Изменить стиль страницы

— Булочник. Точнее, сын кондитера и владельца кафе, но учится в Вене. Мне рассказали о нем сами австрийцы, работающие у нас на кухне. Они увидели его у свалки и сообщили об этом.

— Это хорошо, очень хорошо, — отметил я, — что австрийцы сами начинают понимать, кто угрожает миру, и вступают с ними в борьбу. Ну что ж, спасибо, капитан, за хорошую службу, — обратился я к командиру комендантского взвода. — Вы свободны. Не беспокойтесь, ваш подопечный в надежных руках.

Щелкнув каблуками и отдав честь, капитан удалился.

— Так вы, оказывается, булочник? — обратился я к задержанному. — Тогда будем считать, что роль безработного — не ваше амплуа.
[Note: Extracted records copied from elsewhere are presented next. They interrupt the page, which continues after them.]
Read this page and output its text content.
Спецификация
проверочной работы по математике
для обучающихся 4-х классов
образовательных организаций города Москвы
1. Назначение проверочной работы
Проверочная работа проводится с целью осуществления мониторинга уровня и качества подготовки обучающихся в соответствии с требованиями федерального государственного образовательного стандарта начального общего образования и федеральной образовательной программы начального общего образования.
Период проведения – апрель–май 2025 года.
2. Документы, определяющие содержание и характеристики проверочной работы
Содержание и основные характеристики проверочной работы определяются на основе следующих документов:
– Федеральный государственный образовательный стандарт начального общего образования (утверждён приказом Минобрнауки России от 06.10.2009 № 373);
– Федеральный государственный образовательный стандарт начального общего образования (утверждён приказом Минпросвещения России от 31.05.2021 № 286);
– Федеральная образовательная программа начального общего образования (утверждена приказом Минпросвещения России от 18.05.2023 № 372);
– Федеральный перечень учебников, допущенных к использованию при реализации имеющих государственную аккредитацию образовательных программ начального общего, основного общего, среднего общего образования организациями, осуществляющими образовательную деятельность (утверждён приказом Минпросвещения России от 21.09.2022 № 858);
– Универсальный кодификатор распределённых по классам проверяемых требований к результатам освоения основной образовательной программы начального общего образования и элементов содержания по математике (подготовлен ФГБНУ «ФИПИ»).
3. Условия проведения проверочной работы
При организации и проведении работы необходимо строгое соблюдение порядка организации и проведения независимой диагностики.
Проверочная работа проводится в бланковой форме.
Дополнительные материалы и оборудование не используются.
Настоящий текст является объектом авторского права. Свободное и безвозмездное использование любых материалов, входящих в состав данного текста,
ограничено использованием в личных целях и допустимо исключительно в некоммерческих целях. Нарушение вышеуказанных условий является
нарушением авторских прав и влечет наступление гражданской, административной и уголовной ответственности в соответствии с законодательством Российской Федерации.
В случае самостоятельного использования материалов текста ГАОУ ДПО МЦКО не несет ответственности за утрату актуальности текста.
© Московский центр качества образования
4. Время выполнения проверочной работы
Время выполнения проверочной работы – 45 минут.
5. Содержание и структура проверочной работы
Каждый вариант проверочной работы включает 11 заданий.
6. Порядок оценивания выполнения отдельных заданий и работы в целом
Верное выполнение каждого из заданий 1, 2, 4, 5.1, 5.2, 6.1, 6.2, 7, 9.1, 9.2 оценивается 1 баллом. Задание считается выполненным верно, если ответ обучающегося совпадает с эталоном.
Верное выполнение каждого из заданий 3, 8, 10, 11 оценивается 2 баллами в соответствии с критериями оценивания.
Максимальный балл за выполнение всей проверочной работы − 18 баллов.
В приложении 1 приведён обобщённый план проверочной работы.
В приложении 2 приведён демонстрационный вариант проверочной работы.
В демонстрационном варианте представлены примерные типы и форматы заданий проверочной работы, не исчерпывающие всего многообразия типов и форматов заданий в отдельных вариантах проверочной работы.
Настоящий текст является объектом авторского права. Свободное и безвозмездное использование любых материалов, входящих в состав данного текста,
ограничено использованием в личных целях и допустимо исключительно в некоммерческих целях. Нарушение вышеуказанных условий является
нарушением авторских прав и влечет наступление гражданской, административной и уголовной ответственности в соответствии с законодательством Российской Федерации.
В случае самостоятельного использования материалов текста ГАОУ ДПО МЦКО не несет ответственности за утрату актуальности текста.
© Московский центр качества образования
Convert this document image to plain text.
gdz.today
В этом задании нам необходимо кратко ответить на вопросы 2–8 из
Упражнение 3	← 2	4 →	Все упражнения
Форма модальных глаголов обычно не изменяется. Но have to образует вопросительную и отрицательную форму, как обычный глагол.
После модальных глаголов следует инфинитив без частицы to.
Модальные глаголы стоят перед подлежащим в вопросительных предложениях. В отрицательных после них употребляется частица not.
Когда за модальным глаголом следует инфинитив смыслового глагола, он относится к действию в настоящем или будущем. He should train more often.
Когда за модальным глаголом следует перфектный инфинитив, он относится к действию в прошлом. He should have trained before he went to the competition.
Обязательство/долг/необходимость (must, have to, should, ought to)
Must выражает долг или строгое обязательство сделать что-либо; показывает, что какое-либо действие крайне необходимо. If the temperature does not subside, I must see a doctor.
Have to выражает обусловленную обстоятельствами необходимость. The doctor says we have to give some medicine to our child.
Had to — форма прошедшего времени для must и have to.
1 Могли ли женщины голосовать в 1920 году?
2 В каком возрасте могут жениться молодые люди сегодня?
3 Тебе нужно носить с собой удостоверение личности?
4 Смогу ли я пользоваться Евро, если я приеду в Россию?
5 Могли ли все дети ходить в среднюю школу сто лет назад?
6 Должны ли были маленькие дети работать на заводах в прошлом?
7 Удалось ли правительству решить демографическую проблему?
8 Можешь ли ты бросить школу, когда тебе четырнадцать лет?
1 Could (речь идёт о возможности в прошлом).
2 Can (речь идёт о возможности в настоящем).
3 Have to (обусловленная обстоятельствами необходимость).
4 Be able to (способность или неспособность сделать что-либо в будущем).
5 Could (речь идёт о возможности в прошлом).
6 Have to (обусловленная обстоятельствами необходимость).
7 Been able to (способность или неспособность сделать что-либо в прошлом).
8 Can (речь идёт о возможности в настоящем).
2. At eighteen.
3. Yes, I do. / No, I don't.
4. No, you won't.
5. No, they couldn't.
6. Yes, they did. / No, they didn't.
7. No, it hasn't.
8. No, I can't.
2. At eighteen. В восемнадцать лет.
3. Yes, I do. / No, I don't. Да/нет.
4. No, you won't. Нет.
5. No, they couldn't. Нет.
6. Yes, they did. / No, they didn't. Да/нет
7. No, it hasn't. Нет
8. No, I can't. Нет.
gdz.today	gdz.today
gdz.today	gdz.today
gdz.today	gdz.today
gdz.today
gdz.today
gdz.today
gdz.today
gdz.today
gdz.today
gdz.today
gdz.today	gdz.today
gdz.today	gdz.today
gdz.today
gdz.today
— Скажи, какой негодяй! — выругался Ибрагим. — А еще прикинулся нищим, чуть ли не другом. К чему это?

— Разве ты не знаешь, что враг, притворяющийся другом, наиболее опасен.

— А как поживает художник? — обратился я к задержанному.

Услышав это, Францль вздрогнул.

— Так вы все знаете? — спросил он.

— Знаем, — ответил я. — Знаем и то, что вы уже не первый раз занимаетесь таким видом «спорта», но раньше вам это сходило, а сейчас не сойдет — будете отвечать перед судом.

Францль зарыдал, опустив голову и обхватив ее руками…

Утром следующего дня Ибрагим попросил меня срочно зайти к нему. Войдя, я увидел у него пожилого австрийца в аккуратной спецовке, который тихо, но взволнованно что-то говорил переводчику.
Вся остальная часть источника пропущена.